Вечные поиски | страница 60



Старик ничего не ответил. Дениа понял, что его улыбчатое добродушие не было идиотическим и он расслышал угрозу. Его невинность обладает большой силой, размышлял Дениа, и в этом его привлекательность для меня, ибо давным-давно я взялся выдавить из сердца всю чистоту и безоговорочно казнил доброту в дни моей политической юности. Может быть, старик – это тень моей человечности, вернувшаяся, чтобы посмотреть в лицо своему гонителю.

– Ты должен быть осторожнее, – сказал Дениа со всей мягкостью, на какую был способен. – Я важная особа. Многие дорого заплатили бы, чтобы получить у меня аудиенцию. А потому, что получу я, оказав тебе просимую услугу?

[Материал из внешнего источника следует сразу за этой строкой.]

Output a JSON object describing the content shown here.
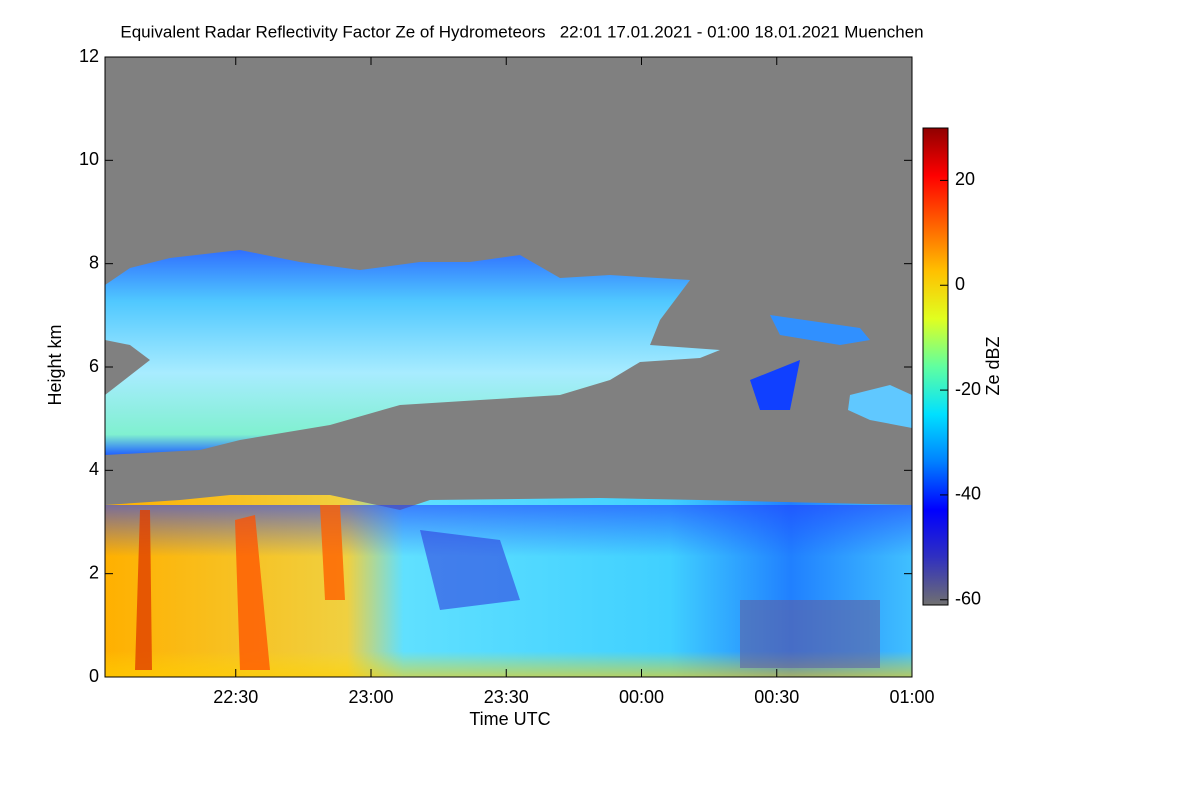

– Видишь ли, я сразу заметил, что у тебя лицо меняльщика, – сказал старик. – Но я хочу доказать, что мои руки лучше моих глаз. Одним прикосновением я сумею различить, какое животное ты прячешь под своей кожей.

Старик протянул руку. Дениа отпрянул.

– Нет! – закричал он. Как уже намекнула его угроза, он не терпел, чтобы к нему прикасались. Вот он мог прикасаться к другим. И он настойчиво застучал в крышу тростью. Однако никто не отозвался, потому что кучер и все прочие слезли на землю и облегчались дальше по дороге. – Ты дерзок, старик. Я фаворит императора.

– Ну, он никогда не умел выбирать с толком, – сказал старик, имея в виду теперь покойного императора Филиппа И. – Что до меня, я никогда не хотел быть его фаворитом, и эта роскошь отчасти причина моего безумия.

– О чем ты говоришь? – спросил Дениа с любопытством, однако старательно от него отстраняясь.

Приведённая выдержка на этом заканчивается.